Schema evolution handling addresses changes in API response formats. When an API adds new fields, removes existing fields, or changes field types, the agent result processing must adapt. Defensive parsing that extracts known fields without failing on unknown ones provides forward compatibility. Schema versioning in the tool definition lets the agent runtime select the correct parser for the API version in use, preventing data extraction errors when response formats change.

Monitoring and Observability

Production API integrations require monitoring to detect issues before they impact the agent workflow. Request logging captures every API call with its parameters, response status, response time, and any errors. These logs feed dashboards that show API health at a glance: success rates, average latency, error rates by type, and usage against rate limits. Anomaly detection on these metrics triggers alerts when an API starts behaving differently than its historical baseline.

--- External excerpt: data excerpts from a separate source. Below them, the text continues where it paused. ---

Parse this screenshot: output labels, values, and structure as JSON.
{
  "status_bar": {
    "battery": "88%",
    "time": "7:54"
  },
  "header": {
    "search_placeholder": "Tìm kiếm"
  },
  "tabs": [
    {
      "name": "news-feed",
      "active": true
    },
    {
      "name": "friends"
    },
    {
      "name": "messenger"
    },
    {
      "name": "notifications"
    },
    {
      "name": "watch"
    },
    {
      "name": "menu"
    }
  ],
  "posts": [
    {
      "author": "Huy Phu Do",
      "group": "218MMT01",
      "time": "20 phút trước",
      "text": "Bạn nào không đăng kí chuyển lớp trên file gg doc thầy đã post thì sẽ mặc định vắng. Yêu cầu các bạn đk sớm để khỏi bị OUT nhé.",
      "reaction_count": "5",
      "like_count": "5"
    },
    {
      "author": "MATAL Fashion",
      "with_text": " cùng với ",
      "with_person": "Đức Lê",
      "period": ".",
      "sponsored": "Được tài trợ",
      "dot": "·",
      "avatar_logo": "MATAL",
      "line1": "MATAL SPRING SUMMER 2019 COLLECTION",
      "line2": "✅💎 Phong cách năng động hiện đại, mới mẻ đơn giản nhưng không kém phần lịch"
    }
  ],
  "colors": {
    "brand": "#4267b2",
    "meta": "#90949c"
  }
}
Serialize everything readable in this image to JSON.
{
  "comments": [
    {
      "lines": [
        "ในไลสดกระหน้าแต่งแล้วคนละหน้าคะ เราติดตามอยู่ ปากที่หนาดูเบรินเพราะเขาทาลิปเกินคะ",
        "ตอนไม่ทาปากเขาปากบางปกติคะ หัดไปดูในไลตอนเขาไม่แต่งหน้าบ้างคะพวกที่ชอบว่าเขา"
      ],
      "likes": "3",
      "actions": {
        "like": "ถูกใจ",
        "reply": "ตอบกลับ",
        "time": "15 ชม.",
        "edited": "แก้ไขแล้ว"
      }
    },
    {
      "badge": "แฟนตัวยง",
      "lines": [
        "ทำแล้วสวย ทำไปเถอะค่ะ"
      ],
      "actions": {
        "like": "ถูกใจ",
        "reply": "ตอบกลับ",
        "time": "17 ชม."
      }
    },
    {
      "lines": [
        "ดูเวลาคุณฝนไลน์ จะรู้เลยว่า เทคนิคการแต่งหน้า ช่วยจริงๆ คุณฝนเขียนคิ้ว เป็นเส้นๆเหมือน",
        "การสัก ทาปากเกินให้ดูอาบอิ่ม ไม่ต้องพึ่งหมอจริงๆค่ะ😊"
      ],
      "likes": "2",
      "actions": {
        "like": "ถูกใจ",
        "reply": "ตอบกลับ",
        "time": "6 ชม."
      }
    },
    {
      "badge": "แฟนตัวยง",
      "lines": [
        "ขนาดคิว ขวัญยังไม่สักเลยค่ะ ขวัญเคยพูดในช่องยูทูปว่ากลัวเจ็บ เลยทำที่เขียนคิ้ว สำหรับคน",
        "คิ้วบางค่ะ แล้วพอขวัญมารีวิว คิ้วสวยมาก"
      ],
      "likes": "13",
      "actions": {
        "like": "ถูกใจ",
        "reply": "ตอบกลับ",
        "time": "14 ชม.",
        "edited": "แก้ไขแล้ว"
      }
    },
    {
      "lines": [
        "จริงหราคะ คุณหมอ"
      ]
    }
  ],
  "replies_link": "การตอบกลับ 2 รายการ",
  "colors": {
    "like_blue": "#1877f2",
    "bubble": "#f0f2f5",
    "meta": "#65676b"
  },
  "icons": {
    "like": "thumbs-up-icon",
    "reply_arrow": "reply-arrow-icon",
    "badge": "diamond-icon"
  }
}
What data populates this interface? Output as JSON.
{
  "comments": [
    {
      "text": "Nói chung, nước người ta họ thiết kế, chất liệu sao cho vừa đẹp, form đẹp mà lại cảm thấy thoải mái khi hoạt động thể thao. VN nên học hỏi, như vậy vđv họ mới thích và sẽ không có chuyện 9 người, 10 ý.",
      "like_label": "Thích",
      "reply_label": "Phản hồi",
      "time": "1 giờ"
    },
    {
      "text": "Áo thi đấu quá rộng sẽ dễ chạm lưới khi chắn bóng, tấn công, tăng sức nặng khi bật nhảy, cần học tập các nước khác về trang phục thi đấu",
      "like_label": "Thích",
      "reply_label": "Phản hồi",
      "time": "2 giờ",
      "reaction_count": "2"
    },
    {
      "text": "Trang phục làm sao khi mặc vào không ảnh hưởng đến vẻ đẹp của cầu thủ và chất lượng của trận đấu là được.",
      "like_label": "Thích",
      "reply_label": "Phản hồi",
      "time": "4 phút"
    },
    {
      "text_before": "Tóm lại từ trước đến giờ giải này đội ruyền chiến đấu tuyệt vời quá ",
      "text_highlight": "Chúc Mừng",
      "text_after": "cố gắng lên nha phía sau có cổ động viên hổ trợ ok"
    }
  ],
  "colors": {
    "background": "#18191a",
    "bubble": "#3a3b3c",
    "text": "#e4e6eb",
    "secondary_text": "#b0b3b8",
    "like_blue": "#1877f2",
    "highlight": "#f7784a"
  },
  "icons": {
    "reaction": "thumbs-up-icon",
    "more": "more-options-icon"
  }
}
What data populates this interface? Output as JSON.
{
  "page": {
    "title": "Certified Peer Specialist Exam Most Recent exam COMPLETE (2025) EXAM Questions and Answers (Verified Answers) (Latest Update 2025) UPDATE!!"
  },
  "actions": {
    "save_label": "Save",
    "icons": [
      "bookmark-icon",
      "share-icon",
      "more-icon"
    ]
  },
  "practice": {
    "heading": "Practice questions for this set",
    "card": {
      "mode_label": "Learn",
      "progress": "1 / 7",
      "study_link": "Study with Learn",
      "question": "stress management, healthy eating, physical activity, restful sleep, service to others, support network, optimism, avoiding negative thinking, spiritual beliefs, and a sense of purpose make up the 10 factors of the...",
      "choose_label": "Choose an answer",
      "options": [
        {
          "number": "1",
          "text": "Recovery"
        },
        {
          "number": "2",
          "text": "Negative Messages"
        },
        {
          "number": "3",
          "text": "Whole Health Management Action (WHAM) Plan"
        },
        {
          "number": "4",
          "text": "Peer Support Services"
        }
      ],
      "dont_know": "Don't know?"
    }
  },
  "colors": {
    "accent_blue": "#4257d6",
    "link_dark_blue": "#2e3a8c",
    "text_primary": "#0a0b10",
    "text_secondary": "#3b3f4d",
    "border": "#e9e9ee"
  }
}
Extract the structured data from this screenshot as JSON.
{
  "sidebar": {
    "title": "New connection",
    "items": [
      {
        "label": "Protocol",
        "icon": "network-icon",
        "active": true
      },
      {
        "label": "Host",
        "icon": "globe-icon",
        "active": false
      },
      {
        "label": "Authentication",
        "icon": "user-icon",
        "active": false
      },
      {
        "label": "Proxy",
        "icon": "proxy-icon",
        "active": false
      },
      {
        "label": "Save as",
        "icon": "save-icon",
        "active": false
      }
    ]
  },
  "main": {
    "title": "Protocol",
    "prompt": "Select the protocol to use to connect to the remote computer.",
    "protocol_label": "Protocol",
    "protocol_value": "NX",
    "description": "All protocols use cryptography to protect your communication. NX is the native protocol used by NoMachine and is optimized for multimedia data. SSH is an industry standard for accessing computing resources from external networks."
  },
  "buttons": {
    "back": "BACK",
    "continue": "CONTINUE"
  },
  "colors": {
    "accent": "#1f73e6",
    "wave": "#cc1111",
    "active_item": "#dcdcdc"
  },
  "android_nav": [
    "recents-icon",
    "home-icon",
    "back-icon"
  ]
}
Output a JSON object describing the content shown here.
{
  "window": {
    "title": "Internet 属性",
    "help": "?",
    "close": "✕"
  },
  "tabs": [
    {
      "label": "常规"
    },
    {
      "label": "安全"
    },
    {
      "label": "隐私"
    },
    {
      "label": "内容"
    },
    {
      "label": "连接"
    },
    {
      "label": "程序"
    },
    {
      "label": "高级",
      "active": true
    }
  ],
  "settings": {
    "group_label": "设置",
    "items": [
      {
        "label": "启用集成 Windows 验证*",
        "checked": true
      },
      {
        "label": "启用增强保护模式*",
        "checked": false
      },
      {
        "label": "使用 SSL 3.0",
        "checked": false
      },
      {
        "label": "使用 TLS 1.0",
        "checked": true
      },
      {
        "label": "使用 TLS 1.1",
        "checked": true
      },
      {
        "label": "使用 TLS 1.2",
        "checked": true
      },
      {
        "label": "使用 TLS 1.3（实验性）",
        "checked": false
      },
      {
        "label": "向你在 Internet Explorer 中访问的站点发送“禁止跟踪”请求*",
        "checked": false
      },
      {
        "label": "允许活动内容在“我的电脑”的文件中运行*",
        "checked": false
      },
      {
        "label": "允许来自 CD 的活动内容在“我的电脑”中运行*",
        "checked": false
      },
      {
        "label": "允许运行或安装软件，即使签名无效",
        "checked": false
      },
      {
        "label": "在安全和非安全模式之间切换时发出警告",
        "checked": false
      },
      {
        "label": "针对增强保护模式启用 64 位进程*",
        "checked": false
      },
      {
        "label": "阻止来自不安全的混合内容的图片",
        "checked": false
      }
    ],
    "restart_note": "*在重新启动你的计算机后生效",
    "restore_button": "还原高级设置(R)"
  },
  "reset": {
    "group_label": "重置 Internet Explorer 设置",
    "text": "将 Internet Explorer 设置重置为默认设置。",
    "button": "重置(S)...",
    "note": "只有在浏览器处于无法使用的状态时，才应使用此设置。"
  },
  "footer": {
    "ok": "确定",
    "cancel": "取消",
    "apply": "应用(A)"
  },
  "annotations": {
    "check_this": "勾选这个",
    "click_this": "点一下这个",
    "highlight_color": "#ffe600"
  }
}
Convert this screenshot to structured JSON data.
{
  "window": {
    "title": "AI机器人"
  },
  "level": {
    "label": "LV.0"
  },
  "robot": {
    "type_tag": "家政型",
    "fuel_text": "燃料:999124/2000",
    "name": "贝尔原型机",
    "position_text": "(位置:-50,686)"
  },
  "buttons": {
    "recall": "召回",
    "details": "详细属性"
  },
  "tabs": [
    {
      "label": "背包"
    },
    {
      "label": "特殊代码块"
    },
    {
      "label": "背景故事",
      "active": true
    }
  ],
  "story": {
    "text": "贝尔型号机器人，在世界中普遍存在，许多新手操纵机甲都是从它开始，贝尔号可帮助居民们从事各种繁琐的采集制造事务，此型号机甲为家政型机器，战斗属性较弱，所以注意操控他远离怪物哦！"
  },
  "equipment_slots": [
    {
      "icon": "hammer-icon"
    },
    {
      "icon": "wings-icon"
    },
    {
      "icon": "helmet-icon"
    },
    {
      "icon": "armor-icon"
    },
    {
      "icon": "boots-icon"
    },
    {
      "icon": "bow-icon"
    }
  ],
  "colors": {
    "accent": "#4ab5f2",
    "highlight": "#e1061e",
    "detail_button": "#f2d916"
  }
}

Distributed tracing connects API calls to the agent turns that initiated them, providing end-to-end visibility into how API interactions contribute to task completion. When a task fails or takes longer than expected, the trace reveals which API call was the bottleneck, whether it was a slow response, a retry loop, or a validation failure. This visibility is essential for diagnosing issues in complex agent workflows that involve multiple API calls per turn across different providers.

Key Takeaway

API calling is a six-step pipeline where each step adds reliability and security. The runtime handles the infrastructure complexity so the model can focus on deciding which APIs to call and how to use the results.